Imagine the best weekend of your life. Now imagine Michelin star dining with top notch wines. A 2+ hour meal of fun and playful dishes. Elusive bars with hidden entrances. Supersized macarons to put in your pocket. Finished with a heaping helping of sizzling meat. This was my weekend. The weekend of your dreams.

It started at Esca -- the Mario Batalli joint. Here I admitted that I don't like oysters but I love halibut belly. I was amazed by every wine we tried from the bubbling champagne to the crisp basil-tinged white and luscious reds.

Then we were off to Jean-Georges for a lunch of incredible value. I was wowed with watermelon and refreshed with their homemade sodas. A quick snack of macarons at Bouchon bakery was only across the street.

A late night reservation at wd50 was a true highlight. A casual atmosphere, wd50 is no Alinea but Chef Wylie Dufresne is all business when it comes to what's on the plate. The dishes were fun and quirky. Mostly tasty but nothing too, too memorable. wd50 is more about experimenting with food and textures than big flavors and challenging the senses like Grant Achatz does at Alinea. Not sure I would eat there again, but this was a meal I will remember for a long time.

Striped bass wrapped in pineapple with chorizo and popcorn

Everything bagel (ice cream) with smoked salmon and crispy cream cheese

Foie gras with passion fruit center and chinese celery and avocado dust

Scrambled egg ravioli, charred avocado, kampachi and fried potatoes

Cold-fried chicken with buttermlk-ricotta, caviar, and honey tobasco

Sweet shrimp with red pepper strands, black sesame and shiso

Beef consommé with bernaise gnocchi and haricot verts

Lamb loin, pickled ramps, black garlic romesco and soybean

Chewy lychee sorbet with pistachios and celery puree

Hazelnut tart filled with coconut, chocolate, and chicory foam

Rainbow sherbet of tarragon, orange, and tarragon over olive oil sponge cake

A few rendezvous at various speakeasies around the East Village rounded out the weekend. Angel's Share was very well hidden behind a nondescript door in a busy sushi restaurant. The Bourgeois Pig was super hip with snazzy decor. And Please Don't Tell, found on the other side of a phone booth inside a hot dog joint where you pick up the phone to gain entrance, was full but will have to be explored next time.

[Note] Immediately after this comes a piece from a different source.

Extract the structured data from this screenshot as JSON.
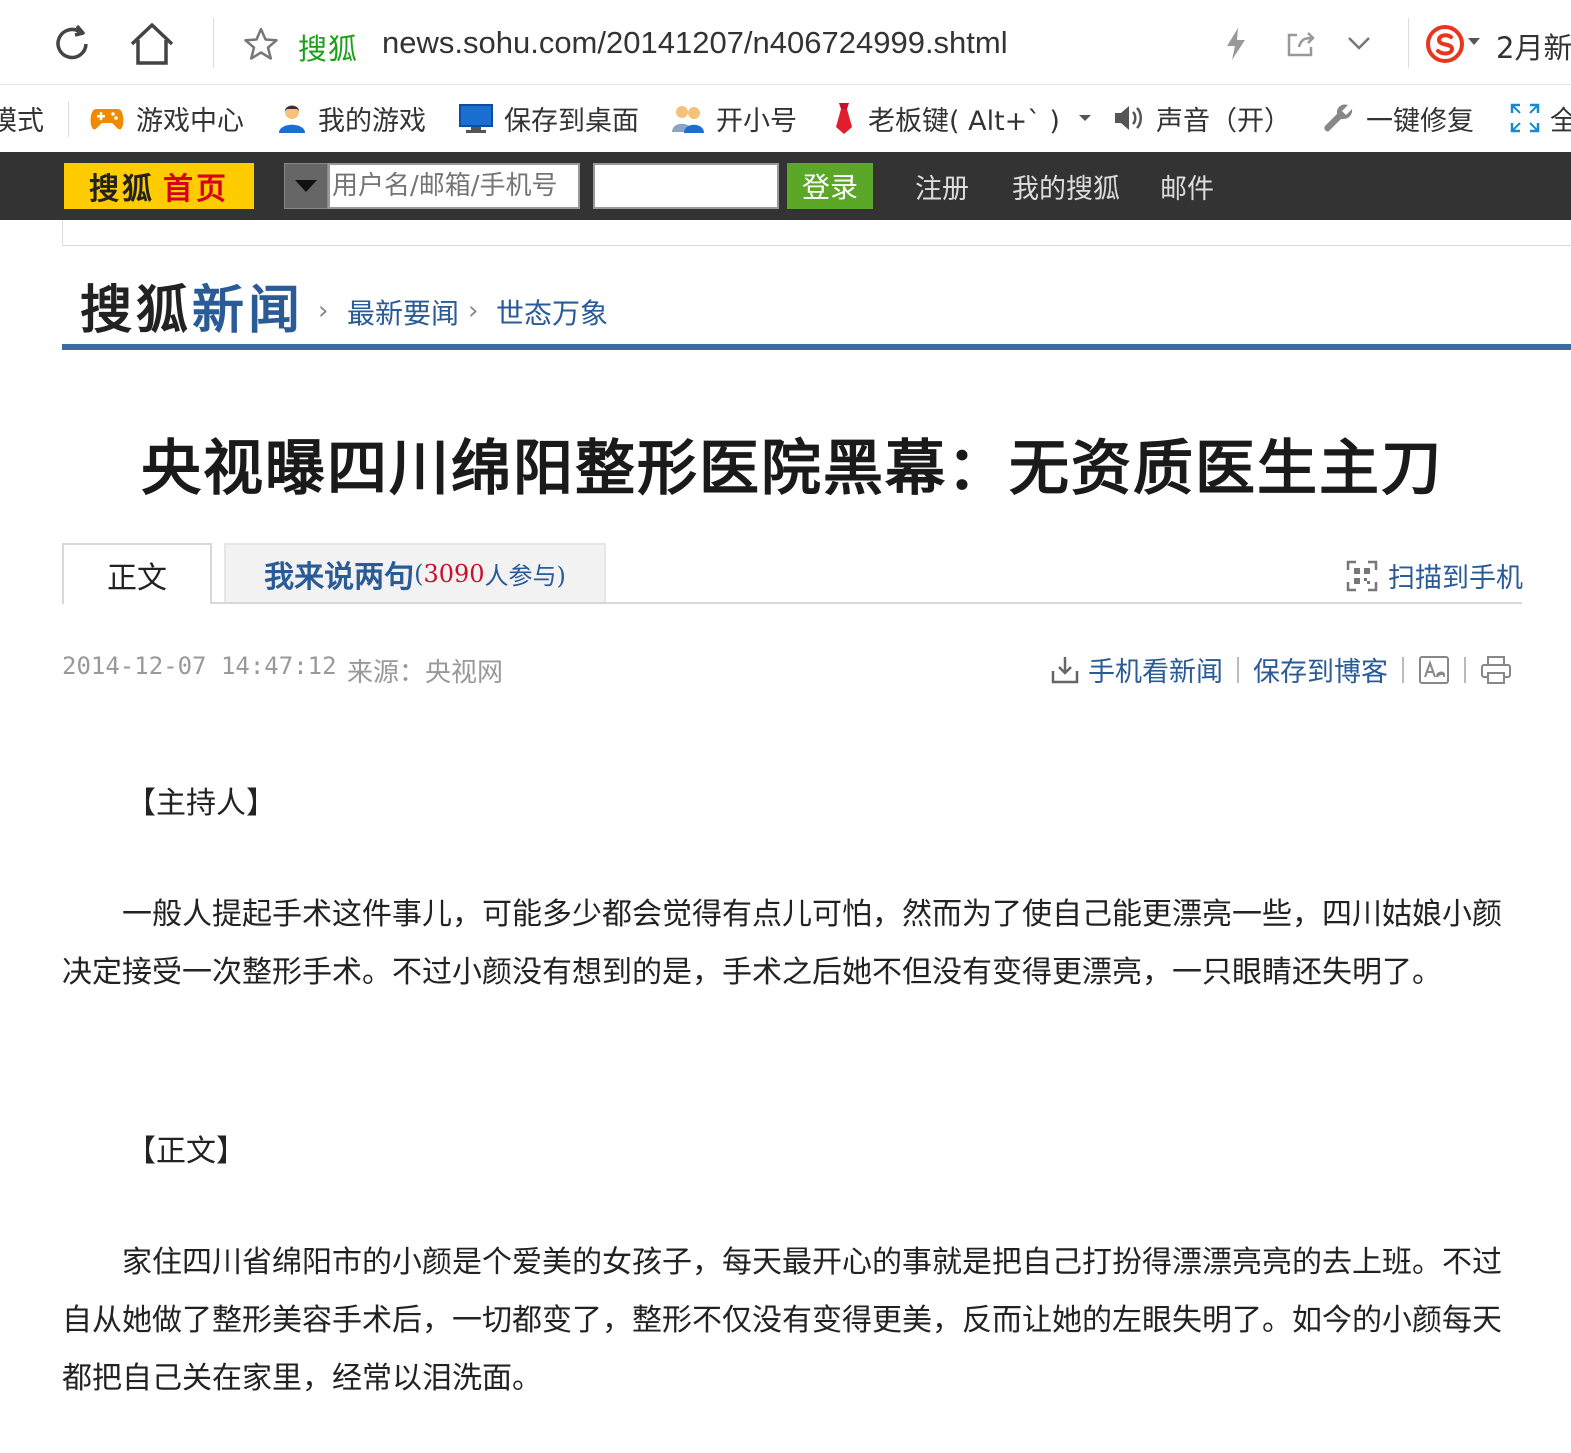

We ended the weekend with Peter Luger's monstrous meat (a 40 oz porterhouse!) while World Cup blared from the next room. Chocolate coins dipped in a bowl of "schlag" finished the perfect weekend. I've never been so happy and so full.

Sunday, August 30, 2009

Green Bananas

Call me crazy (ahem bananas...) but I hate ripe bananas. In fact I only eat green bananas. Now I don't mean so green that you can barely bite through them or peel them but just green enough. I find them refreshingly grassy that way and the riper they get the sweeter and worse they become. Ripe bananas are just too strong in flavor and I can't stand the mushy texture.

I have to admit, I feel quite badly about throwing away my bananas as soon as they turn a bright, bright yellow. Smelling their unpleasant sweetness while eying the trash can the other day, I thought instead to save those inedible fruits. I decided to bake banana bread!

Seldom do I have such a strong feeling to bake and actually have all of the ingredients on hand. Most of the time there is always one ingredient missing and that is what happened in the case of this bread. OK actually I was missing two ingredients.... chocolate chips and white flour. The chocolate chips are any easy omit but the flour, well I'm ashamed for not having any in my kitchen. I did however have some wheat flour stowed deep in the cabinets from a past bread experiment. So I went with the wheat and was pleasantly surprised with the results.

This comes from Molly and is so easy a monkey could mix it together (doh!). Moist and tender, and tastes best the day after.

Banana Whole Wheat Bread
adapted from Orangette

3 ripe bananas (medium or large)
2 eggs
1 ½ cups whole grain wheat flour
1 cup granulated sugar
1 tsp. baking soda
2 tsp. ground cinnamon
1 tsp. pure vanilla extract
1 cup semisweet chocolate chips (or nuts, optional)

Preheat the oven to 375. Mash the bananas in a large bowl. Add the eggs and combine. Stir in the remaining ingredients until smooth. Pour batter into a parchment-lined or oiled loaf pan. Bake for 35-40 minutes.